Answer
$\color{blue}{y=4x-26}$
Work Step by Step
Recall:
(1) The slope $m$ of a line passing through points $(x_1, y_1)$ and $(x_2, y_2)$ is given by the formula
$$m=\dfrac{y_2-y_1}{x_2-x_1}$$
(2) The slope-intercept form of a line's equation is $y=mx+b$ where $m$=slope and $(0, b)$ is the $y$-intercept.

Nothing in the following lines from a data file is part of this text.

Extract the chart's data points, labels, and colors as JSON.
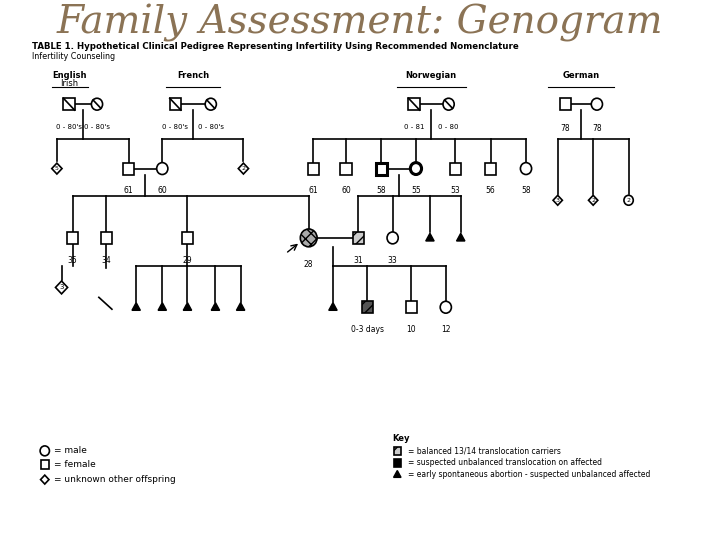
{
  "title": "Family Assessment: Genogram",
  "title_color": "#8B7355",
  "title_fontsize": 28,
  "table_title": "TABLE 1. Hypothetical Clinical Pedigree Representing Infertility Using Recommended Nomenclature",
  "subtitle": "Infertility Counseling",
  "background_color": "#ffffff"
}
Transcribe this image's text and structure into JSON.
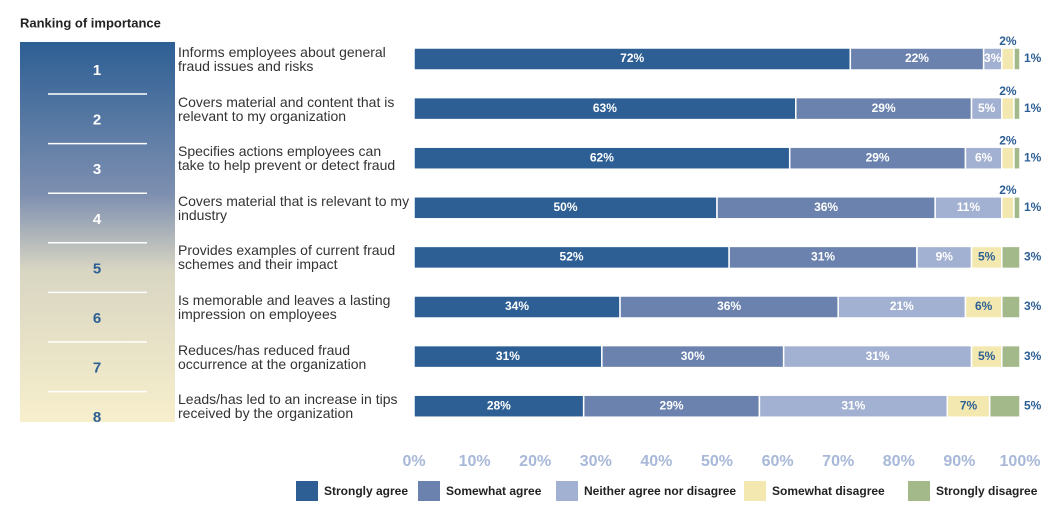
{
  "chart_data": {
    "type": "stacked-bar-horizontal",
    "title": "Ranking of importance",
    "ranks": [
      1,
      2,
      3,
      4,
      5,
      6,
      7,
      8
    ],
    "categories": [
      "Informs employees about general fraud issues and risks",
      "Covers material and content that is relevant to my organization",
      "Specifies actions employees can take to help prevent or detect fraud",
      "Covers material that is relevant to my industry",
      "Provides examples of current fraud schemes and their impact",
      "Is memorable and leaves a lasting impression on employees",
      "Reduces/has reduced fraud occurrence at the organization",
      "Leads/has led to an increase in tips received by the organization"
    ],
    "series": [
      {
        "name": "Strongly agree",
        "color": "#2d5f94",
        "values": [
          72,
          63,
          62,
          50,
          52,
          34,
          31,
          28
        ],
        "value_labels": [
          "72%",
          "63%",
          "62%",
          "50%",
          "52%",
          "34%",
          "31%",
          "28%"
        ]
      },
      {
        "name": "Somewhat agree",
        "color": "#6a82ad",
        "values": [
          22,
          29,
          29,
          36,
          31,
          36,
          30,
          29
        ],
        "value_labels": [
          "22%",
          "29%",
          "29%",
          "36%",
          "31%",
          "36%",
          "30%",
          "29%"
        ]
      },
      {
        "name": "Neither agree nor disagree",
        "color": "#a2b0d1",
        "values": [
          3,
          5,
          6,
          11,
          9,
          21,
          31,
          31
        ],
        "value_labels": [
          "3%",
          "5%",
          "6%",
          "11%",
          "9%",
          "21%",
          "31%",
          "31%"
        ]
      },
      {
        "name": "Somewhat disagree",
        "color": "#f3e9b0",
        "values": [
          2,
          2,
          2,
          2,
          5,
          6,
          5,
          7
        ],
        "value_labels": [
          "2%",
          "2%",
          "2%",
          "2%",
          "5%",
          "6%",
          "5%",
          "7%"
        ]
      },
      {
        "name": "Strongly disagree",
        "color": "#a3b98a",
        "values": [
          1,
          1,
          1,
          1,
          3,
          3,
          3,
          5
        ],
        "value_labels": [
          "1%",
          "1%",
          "1%",
          "1%",
          "3%",
          "3%",
          "3%",
          "5%"
        ]
      }
    ],
    "xlim": [
      0,
      100
    ],
    "xticks": [
      {
        "value": 0,
        "label": "0%"
      },
      {
        "value": 10,
        "label": "10%"
      },
      {
        "value": 20,
        "label": "20%"
      },
      {
        "value": 30,
        "label": "30%"
      },
      {
        "value": 40,
        "label": "40%"
      },
      {
        "value": 50,
        "label": "50%"
      },
      {
        "value": 60,
        "label": "60%"
      },
      {
        "value": 70,
        "label": "70%"
      },
      {
        "value": 80,
        "label": "80%"
      },
      {
        "value": 90,
        "label": "90%"
      },
      {
        "value": 100,
        "label": "100%"
      }
    ],
    "legend": "bottom"
  }
}
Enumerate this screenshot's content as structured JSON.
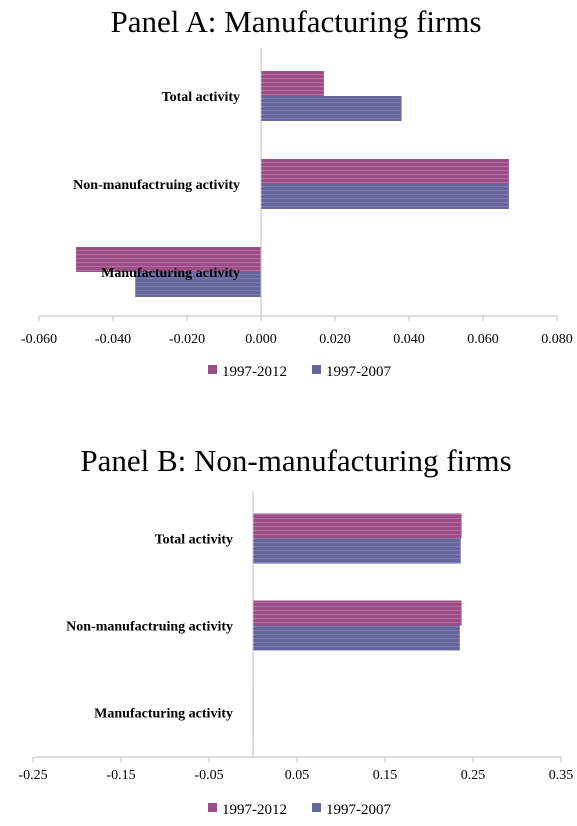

Solve for the slope of the line using the formula above and the points $(8, 6)$ and $(11, 18)$:
\begin{align*}
m&=\frac{y_2-y_1}{x_2-x_1}\\
m&=\frac{18-6}{11-8}\\\\
m&=\frac{12}{3}\\\\
m&=4
\end{align*}
Hence, the tentative equation fo the line that contains the given points is:
$$y=4x+b$$
Solve for the $b$ by substituting the $x$ and $y$ values of the point $(8, 6)$ into the tentative equation above to obtain:
\begin{align*}
y&=4x+b\\
6&=4(8)+b\\
6&=32+b\\
6-32&=b\\
-26&=b\\
\end{align*}
Therefore, the equation of the line that contains the given points in the table is $\color{blue}{y=4x-26}$.